Degrado e campo profughi all’aperto

La sera i portici proprio di fronte alla chiesa di Sabaudia si popolano di immigrati. Persone disperate giunte in Italia con la speranza di avere una vita più agiata. Purtroppo non sempre i sogni riescono a realizzarsi. Dinanzi ad un degrado la cui indifferenza diventa silenzio assordante, viene da chiedersi: perchè le Istitutizioni non agiscono? Perchè dinanzi a tanto degrado non si pensa ad una forma di assistenza concreta? Lanciamo un appello anche alla Caritas e al volontariato tutto, perchè si impegnino a trovare una sistemazione a chi è costretto ad avere come ‘abitazione’ un angolo sporco sotto i portici.

La solidarità aiuta a vivere meglio

Non scagliamoci sempre contro i più deboli. Cerchiamo di aiutare chi vive ormai da anni in Italia, tentando di riprendersi la propria vita. Evitiamo nuovi sbarchi nel nostro Paese, ma tendiamo la mano a chi non ha più una casa, a chi non ha più nulla, a chi ha lasciato la propria terra e ora è solo e disperato, senza affetti e bene materiali. Non giudichiamo senza conoscere le loro vere storie. Dinanzi al dormitorio all’aperto, proprio a due passi dal Comune, non si può rimanere indifferenti. Non si può non sentire un sussulto al cuore vedendo esseri umani gettati in un angolo, in attesa di un giorno migliore. E’ un fallimento. Per tutti.

Tiziana Cardarelli

Author: Tiziana Cardarelli

Una passione per il giornalismo diventata una professione. Una professione che sento nell'anima. Rendermi utile mi aiuta a vivere meglio. Cosa mi riempie il cuore di gioia? Il volontariato e vedere sorridere gli occhi dei bambini. Aiutare il prossimo dà un senso di leggerezza e di benessere interiore. Adoro gli animali perché riescono ad amare in modo incondizionato. Nonostante l'esperienza che credo sia la somma delle fregature, mi abbia insegnato che la riconoscenza sia solo il sentimento della vigilia, continuo ad essere sempre disponibile con il prossimo. La mia malattia cronica? Essere una nostalgica romantica.

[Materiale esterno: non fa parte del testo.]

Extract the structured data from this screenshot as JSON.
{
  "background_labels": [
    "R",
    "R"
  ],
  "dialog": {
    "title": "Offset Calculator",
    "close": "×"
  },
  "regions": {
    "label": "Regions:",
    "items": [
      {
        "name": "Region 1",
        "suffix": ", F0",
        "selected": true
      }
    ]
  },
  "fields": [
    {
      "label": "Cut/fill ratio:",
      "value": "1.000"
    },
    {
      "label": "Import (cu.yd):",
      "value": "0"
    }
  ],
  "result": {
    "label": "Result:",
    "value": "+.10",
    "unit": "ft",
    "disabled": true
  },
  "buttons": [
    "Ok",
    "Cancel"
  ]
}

2 thoughts on “Sabaudia, campo profughi all’aperto

  1. Il problema evidenziato merita la massima attenzione da parte di tutti. Sabaudia, oramai da anni, è città multietnica e multiculturale: le comunità indiana e nord africana (occupate prevalentemente nel settore primario) contano diverse migliaia di appartenenti che vivono nel territorio. Che vi siano alcuni soggetti di tali etnie non ancora integrati e, quindi, disadattati credo sia del tutto fisiologico. L’importante è evitare che costoro, a causa dello stato di marginalità sociale in cui si trovano, finiscano nella rete della criminalità, in particolare quella connessa all’uso e spaccio di stupefacenti. Inevitabilmente si registrerebbe una accentuazione dei delitti, specie di quelli contro la persona e il patrimonio (furti e rapine da strada).
    E’ pertanto assolutamente prioritaria la costituzione di Servizi Sociali strutturati, coinvolgendo in modo coordinato tutti i soggetti che già validamente operano nel Terzo Settore, sostenuti da mediatori culturali e da infrastrutture dedicate (magari destinando alla esigenza una di quelle confiscate e recentemente acquisite dal Comune), allo scopo di evitare ogni forma di emarginazione, accrescendo anche la coesione sociale.
    Il problema merita un’azione tempestiva perché gli ultimi NON possono aspettare !

    1. Sono convinto che queste persone devono essere aiutate e integrate nei lavori socialmente utili cosa che i nostri cassaintegrati non vogliono fare perché è più facile attendere il compenso in automatico, agevolati eventualmente con lavoretti in nero. Pertanto integrazione e rispetto per quanti vogliano rimanere da noi con l’obbligo di essere utili per il nostro paese.